= Devorah Sperber =

American installation artist

Devorah Sperber is an American installation artist known for creating works out of spools of thread, chenille pipe cleaners and map tacks that act as optical illusions. Some of her work has involved using thousands of spools of thread to create pixelated versions of iconic works of art by famous artists. Her naming scheme for these works generally follows the format "After [Artist]/[Work]". For example, her creation of the Mona Lisa using spools of thread is titled After The Mona Lisa 2.

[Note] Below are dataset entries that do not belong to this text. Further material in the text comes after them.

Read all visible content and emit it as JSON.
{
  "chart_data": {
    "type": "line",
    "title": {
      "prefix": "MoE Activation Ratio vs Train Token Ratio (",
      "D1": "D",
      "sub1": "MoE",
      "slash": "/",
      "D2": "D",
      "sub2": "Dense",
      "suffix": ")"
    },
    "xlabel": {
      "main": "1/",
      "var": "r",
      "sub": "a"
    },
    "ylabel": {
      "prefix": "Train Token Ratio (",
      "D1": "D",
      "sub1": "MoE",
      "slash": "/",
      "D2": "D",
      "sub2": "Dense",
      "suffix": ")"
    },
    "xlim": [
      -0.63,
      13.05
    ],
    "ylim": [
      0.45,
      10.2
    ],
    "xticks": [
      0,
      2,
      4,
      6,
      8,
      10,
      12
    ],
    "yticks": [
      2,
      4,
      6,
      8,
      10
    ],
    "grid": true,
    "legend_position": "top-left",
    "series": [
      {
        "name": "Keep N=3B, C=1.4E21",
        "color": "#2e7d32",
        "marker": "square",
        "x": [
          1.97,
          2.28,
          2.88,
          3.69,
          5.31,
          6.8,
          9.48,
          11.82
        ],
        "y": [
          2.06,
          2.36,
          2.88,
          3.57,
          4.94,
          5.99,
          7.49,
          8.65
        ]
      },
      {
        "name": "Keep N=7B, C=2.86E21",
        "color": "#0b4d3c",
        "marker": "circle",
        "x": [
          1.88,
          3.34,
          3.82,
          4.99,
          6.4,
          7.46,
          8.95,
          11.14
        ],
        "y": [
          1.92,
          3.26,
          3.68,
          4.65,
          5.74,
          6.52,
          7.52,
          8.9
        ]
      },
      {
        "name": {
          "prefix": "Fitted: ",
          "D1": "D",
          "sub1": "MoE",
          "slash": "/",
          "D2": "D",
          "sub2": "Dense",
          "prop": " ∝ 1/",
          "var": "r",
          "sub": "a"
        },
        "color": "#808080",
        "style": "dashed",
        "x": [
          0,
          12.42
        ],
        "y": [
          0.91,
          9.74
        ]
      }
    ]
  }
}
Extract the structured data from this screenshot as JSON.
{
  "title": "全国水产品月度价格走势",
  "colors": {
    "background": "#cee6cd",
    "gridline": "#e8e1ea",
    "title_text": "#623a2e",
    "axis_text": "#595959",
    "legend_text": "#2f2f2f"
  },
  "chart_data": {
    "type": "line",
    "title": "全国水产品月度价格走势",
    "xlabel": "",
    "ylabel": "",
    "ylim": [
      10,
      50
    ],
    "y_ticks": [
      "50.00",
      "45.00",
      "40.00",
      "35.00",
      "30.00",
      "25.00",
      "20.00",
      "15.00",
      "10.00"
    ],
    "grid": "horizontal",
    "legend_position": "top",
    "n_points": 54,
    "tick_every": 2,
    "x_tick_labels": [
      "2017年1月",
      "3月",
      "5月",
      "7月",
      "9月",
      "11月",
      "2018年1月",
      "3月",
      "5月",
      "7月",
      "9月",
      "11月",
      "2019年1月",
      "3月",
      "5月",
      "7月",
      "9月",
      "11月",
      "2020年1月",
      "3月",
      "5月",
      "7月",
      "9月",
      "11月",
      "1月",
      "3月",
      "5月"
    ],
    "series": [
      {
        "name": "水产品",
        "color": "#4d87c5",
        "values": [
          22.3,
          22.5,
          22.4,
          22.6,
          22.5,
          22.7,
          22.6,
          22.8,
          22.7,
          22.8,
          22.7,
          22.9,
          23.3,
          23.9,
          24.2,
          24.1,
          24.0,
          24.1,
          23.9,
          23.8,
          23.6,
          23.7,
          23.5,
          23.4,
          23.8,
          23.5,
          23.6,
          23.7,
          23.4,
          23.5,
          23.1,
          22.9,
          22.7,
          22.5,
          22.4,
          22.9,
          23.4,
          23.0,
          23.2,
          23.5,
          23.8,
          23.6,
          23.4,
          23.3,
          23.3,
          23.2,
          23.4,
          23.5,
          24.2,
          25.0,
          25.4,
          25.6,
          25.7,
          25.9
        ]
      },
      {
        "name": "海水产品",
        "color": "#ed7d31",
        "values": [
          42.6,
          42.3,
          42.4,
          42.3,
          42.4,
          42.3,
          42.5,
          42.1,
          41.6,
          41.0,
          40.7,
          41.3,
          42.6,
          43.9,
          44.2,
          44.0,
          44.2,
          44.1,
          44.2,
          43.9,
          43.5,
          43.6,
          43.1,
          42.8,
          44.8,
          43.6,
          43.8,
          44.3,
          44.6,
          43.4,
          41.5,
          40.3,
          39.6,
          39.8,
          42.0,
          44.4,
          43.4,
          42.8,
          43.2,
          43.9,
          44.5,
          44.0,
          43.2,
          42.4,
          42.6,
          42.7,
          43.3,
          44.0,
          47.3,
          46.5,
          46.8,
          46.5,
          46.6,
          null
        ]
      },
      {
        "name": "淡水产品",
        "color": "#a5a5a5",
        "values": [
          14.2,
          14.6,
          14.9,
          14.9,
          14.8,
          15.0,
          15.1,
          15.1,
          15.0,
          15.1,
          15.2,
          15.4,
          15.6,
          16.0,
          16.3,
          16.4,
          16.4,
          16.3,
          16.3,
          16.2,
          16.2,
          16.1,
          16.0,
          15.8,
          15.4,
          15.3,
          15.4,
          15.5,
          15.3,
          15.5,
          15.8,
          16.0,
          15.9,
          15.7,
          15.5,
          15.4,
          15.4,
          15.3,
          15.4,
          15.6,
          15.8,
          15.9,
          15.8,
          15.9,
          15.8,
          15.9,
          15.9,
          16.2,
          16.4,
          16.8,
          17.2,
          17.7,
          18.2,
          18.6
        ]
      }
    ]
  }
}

The spools are hung in long, adjacent columns to create a pointillist, inverted abstraction of a famous painting. When viewed by the naked eye, they are barely recognizable. When viewed through an optical device, usually a "viewing sphere" (a transparent sphere the size of a baseball) placed several feet in front of the spools), the abstractions are inverted and shrunk into a remarkably detailed and faithful image of the original painting. The resulting image is usually distorted the way objects are distorted when viewed through a fisheye lens: objects in the center are larger than they appear, and objects in the periphery are smaller than they appear. The horizon of the image viewed through the viewing sphere also bend and curve, depending on the viewer's perspective. Sperber has wittily used the fish eye; in her rendering of the Mona Lisa, the Mona Lisa's "elusive smile appears, changes, and disappears in a dramatic and humorous fashion".

Sperber exhibited at the Brooklyn Museum from January 26 to June 17, 2007 and at the Massachusetts Museum of Contemporary Art in 2008.